Durant cette crise sanitaire et le confinement qui en découle, de fausses informations circulent, des mauvaises pratiques se multiplient.

Aujourd’hui : peut-on me forcer à porter un masque dans un magasin ou dans la rue ?

Article actualisé par son auteur en septembre 2020.
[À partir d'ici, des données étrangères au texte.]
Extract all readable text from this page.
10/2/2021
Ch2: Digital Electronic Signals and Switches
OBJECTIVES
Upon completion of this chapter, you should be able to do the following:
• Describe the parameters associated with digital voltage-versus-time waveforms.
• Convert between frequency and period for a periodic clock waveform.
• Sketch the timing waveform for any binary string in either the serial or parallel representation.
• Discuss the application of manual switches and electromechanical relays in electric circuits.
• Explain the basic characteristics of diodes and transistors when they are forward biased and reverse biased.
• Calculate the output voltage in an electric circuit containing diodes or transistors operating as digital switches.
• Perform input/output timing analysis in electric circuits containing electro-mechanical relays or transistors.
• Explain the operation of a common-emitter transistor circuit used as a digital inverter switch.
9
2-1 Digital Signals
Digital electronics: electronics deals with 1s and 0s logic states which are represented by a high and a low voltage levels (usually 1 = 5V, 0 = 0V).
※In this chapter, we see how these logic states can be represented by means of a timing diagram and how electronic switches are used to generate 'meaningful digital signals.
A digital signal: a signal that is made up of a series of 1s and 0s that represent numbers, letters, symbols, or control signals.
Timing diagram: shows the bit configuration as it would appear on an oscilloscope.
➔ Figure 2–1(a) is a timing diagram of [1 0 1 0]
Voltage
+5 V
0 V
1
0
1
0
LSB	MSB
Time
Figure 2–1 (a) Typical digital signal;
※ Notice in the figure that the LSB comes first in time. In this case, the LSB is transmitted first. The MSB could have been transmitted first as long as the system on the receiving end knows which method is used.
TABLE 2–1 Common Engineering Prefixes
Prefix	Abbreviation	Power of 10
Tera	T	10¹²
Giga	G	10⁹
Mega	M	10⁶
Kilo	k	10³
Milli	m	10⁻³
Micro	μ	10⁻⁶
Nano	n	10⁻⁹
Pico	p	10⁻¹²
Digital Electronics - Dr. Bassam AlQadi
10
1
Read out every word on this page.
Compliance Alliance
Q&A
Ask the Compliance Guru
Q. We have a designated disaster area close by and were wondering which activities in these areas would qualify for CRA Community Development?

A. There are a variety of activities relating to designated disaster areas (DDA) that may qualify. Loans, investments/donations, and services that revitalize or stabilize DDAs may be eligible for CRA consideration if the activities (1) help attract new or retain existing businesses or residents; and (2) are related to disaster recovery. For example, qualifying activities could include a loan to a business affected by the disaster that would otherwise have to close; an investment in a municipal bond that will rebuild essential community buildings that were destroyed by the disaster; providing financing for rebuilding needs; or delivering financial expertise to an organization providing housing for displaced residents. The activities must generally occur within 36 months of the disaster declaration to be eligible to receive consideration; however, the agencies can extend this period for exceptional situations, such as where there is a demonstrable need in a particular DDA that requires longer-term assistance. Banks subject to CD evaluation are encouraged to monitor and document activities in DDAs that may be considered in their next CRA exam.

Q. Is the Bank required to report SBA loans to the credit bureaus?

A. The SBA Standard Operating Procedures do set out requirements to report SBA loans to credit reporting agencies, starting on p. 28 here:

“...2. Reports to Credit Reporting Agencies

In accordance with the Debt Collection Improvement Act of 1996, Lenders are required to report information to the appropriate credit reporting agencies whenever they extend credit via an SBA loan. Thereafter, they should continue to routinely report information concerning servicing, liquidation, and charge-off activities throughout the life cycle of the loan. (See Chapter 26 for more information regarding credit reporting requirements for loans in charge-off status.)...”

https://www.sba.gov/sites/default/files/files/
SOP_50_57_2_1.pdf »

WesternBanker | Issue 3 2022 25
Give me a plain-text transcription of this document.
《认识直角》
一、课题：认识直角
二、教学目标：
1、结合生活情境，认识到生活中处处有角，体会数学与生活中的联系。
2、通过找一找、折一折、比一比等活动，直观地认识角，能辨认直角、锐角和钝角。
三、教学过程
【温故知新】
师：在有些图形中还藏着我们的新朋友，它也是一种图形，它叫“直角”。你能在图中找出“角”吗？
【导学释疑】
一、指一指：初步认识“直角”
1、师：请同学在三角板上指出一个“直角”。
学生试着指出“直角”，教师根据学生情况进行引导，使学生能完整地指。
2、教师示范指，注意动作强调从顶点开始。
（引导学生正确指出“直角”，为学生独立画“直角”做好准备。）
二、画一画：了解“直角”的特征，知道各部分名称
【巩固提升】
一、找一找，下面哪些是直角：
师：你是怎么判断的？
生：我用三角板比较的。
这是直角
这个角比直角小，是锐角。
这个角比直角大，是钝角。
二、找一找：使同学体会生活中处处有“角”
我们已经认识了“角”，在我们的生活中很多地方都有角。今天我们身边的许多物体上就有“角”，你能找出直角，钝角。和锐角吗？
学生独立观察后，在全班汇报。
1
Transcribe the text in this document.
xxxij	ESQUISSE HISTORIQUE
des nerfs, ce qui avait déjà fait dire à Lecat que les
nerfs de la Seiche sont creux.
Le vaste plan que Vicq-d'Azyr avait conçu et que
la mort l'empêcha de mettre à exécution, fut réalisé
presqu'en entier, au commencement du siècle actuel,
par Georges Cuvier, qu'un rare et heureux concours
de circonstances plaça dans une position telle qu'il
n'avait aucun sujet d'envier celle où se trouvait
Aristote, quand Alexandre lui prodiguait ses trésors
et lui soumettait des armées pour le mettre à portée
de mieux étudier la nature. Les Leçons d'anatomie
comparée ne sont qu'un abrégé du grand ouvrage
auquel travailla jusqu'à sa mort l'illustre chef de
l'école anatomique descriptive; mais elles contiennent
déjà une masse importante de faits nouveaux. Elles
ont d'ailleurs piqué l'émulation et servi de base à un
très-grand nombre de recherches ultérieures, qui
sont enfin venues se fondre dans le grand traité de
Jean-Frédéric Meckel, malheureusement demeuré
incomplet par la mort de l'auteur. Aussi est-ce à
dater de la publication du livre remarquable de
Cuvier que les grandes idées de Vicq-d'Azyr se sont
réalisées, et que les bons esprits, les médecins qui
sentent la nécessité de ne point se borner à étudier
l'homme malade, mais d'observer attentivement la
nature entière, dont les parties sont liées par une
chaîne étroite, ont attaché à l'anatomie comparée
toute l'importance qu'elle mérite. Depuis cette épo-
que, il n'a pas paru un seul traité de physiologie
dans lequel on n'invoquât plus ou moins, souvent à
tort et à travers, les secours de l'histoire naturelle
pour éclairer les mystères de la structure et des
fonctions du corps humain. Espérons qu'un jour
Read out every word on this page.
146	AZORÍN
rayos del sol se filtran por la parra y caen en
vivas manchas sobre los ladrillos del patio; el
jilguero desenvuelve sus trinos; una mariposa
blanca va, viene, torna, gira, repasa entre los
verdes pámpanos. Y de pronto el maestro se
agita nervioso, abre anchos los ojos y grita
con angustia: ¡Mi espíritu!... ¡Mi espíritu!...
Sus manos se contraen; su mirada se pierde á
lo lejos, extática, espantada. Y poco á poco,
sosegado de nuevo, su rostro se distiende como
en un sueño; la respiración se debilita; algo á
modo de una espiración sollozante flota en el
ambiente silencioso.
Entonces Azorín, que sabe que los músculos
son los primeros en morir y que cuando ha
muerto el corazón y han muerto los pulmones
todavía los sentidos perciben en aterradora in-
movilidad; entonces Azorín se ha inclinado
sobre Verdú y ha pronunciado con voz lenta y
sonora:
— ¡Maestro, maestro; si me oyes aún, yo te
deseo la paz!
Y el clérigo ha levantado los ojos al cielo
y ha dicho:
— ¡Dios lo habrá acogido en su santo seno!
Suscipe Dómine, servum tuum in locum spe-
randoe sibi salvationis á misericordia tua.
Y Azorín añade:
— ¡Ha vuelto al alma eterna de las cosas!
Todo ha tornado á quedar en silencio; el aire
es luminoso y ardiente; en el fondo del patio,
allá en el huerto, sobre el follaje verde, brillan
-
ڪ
La loi n°2010-1192 du 11 octobre 2010 a créé l’incrimination de port forcé d’une tenue dissimulant le visage : toute personne qui oblige quelqu’un d’autre à porter un masque sur la voie publique, peut être sanctionnée pénalement au titre de l’article 225-4-10 du code pénal, disposant que

« le fait pour toute personne d’imposer à une ou plusieurs autres personnes de dissimuler leur visage par menace, violence, contrainte, abus d’autorité ou abus de pouvoir, en raison de leur sexe, est puni d’un an d’emprisonnement et de 30 000 euros d’amende ».

Dès lors, aucun citoyen lambda ne peut me forcer à porter un masque sanitaire, d’une manière générale.

Sauf qu’il existe des exceptions !

Un policier ou un gendarme le peut-il ?

Interrogeons-nous alors sur le fait de savoir si l’injonction d’un policier à porter un masque doit être suivie.

Oui, car cet ordre est considéré comme un « commandement de l’autorité légitime » envisagé à l’article 122-4 du Code pénal (dont l’alinéa 2 dispose « n’est pas pénalement responsable la personne qui accomplit un acte commandé par l’autorité légitime, sauf si cet acte est manifestement illégal ».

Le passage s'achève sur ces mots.